I hope that I can relieve the hon. Gentleman's mind by assuring him that all Statutory Instruments, including these, have to be printed and published. They are therefore known to everyone concerned. There is no question of concealment or secrecy about what my Department will be doing.
§ Mr. Corfield
I am not clear to what extent this new paragraph (e) is an improvement on the existing one, which reads:such other … interests, being interests of a class of persons of a class or of particular persons, as may be prescribed …There is no provision in the Amendment for prescribing these interests in relation 2362 to a class of persons. The class of persons that springs to mind is that which includes banks and the public trustee acting as corporate bodies holding shares or debentures in trust for a multiplicity of beneficiaries. Surely the right hon. Gentleman is making his task of definition more difficult by leaving out any reference to an ability to make a definition by reference to a class of persons.
§ Amendment agreed to.
§ Further Amendments made: No. 202, in page 37, line 10, leave out 'seven' and insert 'fourteen'.
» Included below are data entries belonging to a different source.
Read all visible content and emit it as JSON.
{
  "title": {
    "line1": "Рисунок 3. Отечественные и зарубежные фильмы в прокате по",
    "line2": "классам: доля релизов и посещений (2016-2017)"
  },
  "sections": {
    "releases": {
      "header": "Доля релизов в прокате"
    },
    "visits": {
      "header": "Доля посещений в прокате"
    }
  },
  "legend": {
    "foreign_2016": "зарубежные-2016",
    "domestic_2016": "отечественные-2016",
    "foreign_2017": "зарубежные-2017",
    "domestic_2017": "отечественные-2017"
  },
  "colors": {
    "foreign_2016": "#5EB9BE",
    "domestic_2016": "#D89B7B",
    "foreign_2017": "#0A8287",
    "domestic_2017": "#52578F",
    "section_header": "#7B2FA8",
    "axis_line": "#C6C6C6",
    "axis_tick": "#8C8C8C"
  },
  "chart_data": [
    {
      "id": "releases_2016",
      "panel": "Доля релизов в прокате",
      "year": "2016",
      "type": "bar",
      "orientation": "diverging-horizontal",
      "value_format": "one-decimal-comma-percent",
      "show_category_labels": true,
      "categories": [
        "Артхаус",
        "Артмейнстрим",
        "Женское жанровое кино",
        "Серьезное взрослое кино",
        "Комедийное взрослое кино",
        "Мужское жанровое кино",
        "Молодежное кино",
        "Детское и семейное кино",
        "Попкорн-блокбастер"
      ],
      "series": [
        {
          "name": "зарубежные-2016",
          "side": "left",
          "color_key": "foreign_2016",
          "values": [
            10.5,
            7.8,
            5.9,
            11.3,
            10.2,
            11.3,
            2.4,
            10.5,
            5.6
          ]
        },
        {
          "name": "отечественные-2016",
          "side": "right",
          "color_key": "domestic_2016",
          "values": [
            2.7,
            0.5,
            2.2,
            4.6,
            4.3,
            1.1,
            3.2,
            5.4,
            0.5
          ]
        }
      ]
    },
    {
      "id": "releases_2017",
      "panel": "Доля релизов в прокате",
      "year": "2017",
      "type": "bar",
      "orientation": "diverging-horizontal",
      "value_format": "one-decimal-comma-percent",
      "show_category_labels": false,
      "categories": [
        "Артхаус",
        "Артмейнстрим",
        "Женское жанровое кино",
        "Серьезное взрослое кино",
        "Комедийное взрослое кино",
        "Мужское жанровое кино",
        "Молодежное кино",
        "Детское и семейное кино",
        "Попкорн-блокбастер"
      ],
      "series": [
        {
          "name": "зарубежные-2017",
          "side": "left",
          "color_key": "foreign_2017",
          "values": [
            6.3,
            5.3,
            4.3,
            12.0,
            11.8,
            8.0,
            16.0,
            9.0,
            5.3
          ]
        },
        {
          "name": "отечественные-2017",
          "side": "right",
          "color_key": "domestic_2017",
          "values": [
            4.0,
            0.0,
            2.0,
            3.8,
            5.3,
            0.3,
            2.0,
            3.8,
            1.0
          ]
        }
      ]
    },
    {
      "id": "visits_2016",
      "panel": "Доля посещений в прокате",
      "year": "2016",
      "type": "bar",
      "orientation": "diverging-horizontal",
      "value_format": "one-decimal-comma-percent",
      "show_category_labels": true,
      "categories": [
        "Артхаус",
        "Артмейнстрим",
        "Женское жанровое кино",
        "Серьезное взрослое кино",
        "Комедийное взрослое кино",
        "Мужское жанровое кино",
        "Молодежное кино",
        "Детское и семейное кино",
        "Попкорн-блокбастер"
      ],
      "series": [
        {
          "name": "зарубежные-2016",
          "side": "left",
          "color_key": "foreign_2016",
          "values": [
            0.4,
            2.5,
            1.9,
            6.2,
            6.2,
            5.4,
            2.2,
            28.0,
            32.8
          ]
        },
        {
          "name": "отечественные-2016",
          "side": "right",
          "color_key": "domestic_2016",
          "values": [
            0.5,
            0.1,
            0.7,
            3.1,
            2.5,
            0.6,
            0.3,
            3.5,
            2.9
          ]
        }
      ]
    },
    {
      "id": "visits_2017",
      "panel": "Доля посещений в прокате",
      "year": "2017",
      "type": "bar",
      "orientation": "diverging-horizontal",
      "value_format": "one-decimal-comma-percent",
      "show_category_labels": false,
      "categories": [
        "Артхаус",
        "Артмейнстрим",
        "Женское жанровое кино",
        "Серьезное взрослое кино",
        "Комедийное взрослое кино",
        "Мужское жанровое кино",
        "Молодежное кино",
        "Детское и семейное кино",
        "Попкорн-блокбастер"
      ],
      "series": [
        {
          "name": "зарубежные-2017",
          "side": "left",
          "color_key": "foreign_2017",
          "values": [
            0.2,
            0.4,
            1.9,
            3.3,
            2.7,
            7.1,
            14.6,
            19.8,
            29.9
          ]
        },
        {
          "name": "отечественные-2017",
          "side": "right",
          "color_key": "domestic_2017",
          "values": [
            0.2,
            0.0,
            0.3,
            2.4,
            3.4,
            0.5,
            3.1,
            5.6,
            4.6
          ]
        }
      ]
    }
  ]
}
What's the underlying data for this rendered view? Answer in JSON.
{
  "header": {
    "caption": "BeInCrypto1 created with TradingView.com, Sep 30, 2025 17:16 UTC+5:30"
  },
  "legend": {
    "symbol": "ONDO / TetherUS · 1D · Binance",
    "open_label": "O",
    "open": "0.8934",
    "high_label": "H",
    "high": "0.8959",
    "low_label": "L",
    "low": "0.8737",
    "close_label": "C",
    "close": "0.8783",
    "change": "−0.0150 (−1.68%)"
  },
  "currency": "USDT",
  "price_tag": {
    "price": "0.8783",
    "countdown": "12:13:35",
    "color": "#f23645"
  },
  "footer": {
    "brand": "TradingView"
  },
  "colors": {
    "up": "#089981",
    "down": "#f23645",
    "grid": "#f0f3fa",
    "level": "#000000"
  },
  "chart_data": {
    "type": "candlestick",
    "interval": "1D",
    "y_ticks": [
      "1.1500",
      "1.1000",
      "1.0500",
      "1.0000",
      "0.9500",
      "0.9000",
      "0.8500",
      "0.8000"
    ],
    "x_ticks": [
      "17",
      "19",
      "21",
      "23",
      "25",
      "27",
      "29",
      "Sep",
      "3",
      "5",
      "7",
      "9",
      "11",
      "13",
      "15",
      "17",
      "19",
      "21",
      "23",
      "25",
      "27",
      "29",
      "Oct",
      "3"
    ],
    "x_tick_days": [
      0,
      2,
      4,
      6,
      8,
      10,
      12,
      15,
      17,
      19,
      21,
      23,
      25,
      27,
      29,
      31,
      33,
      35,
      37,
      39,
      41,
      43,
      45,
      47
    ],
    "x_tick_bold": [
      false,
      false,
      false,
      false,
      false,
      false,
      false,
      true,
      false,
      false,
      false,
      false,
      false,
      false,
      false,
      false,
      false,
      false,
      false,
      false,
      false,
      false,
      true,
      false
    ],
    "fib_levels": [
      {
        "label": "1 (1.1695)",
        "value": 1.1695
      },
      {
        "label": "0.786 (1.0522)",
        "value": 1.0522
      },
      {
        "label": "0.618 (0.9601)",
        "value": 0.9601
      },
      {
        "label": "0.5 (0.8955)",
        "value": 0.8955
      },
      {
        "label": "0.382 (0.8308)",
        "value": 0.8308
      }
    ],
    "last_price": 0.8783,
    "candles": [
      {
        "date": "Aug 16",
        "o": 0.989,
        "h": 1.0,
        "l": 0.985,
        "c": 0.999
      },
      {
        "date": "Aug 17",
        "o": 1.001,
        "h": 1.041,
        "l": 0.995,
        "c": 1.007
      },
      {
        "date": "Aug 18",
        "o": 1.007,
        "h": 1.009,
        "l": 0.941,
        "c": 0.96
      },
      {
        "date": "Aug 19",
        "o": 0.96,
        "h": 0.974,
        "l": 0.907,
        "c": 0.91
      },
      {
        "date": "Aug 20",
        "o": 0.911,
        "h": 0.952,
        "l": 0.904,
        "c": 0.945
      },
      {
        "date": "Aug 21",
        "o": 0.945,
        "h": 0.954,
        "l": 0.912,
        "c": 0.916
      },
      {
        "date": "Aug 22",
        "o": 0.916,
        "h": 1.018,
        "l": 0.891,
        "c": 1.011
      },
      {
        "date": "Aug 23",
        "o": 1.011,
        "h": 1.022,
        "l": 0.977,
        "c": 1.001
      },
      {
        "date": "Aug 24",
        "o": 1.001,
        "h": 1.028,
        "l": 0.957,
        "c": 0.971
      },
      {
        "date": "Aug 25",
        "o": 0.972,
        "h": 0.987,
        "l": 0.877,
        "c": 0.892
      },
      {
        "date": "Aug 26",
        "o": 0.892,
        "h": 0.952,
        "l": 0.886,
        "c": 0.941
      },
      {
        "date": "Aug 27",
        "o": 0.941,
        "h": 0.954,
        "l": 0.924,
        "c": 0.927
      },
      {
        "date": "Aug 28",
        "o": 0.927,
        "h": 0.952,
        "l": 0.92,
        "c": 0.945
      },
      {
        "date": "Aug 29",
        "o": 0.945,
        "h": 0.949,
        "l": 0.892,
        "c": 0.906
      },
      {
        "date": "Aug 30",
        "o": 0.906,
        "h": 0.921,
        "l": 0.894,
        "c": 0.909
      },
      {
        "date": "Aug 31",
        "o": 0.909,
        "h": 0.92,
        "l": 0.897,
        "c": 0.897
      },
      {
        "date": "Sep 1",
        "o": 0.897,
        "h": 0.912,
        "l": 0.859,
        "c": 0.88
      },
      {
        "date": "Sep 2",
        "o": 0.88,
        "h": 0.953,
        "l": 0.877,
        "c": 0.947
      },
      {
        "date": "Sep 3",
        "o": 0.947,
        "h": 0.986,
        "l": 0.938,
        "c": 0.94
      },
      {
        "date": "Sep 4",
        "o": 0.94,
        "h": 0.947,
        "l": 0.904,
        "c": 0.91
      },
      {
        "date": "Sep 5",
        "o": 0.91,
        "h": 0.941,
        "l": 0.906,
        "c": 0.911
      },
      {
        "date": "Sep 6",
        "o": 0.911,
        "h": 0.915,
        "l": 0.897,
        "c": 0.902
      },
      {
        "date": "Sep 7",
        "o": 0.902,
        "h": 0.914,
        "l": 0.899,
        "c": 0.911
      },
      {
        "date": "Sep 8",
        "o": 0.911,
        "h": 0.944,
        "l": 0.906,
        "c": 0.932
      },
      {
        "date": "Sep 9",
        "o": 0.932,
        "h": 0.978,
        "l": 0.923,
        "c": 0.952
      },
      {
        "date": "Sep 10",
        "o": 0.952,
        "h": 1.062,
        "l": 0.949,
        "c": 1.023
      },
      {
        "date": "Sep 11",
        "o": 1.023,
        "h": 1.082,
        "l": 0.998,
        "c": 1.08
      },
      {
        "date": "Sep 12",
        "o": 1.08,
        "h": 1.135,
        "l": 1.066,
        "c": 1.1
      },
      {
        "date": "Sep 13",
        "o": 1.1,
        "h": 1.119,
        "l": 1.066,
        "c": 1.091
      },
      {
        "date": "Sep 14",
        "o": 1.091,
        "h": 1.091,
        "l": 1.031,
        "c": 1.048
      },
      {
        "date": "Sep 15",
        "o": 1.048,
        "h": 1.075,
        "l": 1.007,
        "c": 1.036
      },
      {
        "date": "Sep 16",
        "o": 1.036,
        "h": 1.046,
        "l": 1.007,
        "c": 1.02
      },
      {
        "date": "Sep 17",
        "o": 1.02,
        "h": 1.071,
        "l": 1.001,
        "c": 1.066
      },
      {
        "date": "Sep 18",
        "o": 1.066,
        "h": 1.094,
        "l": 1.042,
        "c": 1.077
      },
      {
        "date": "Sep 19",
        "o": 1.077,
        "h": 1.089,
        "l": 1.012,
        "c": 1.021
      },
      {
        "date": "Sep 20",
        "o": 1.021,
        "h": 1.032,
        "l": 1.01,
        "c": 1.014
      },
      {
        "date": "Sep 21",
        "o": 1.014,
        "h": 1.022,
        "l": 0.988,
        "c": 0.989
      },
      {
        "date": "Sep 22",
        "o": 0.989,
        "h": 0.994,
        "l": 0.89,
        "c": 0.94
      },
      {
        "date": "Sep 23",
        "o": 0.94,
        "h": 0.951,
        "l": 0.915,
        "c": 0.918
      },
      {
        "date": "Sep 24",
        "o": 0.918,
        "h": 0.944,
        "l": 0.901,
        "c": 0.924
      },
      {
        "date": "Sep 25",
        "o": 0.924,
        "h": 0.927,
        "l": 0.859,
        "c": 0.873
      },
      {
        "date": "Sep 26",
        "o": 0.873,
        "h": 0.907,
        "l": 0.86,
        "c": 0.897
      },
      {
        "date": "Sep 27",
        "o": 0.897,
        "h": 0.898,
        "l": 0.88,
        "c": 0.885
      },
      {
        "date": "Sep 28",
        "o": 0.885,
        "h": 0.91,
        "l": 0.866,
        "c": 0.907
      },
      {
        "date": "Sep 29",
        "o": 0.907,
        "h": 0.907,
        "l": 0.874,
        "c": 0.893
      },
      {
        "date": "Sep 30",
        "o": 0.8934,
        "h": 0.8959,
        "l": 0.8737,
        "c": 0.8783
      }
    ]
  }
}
§ No. 203, in line 14, leave out 'seven' and insert 'fourteen'.
§ No. 204, in line 31, leave out 'seven' and insert 'fourteen'.
§ No. 205, in line 37, leave out 'seven' and insert 'fourteen'.
§ No. 206, in line 46 leave out 'seven' and insert 'fourteen'.
§ No. 207, in page 38, line 3 leave out 'seven' and insert 'fourteen'.
§ No. 208, in line 27 leave out 'seven' and insert 'fourteen'.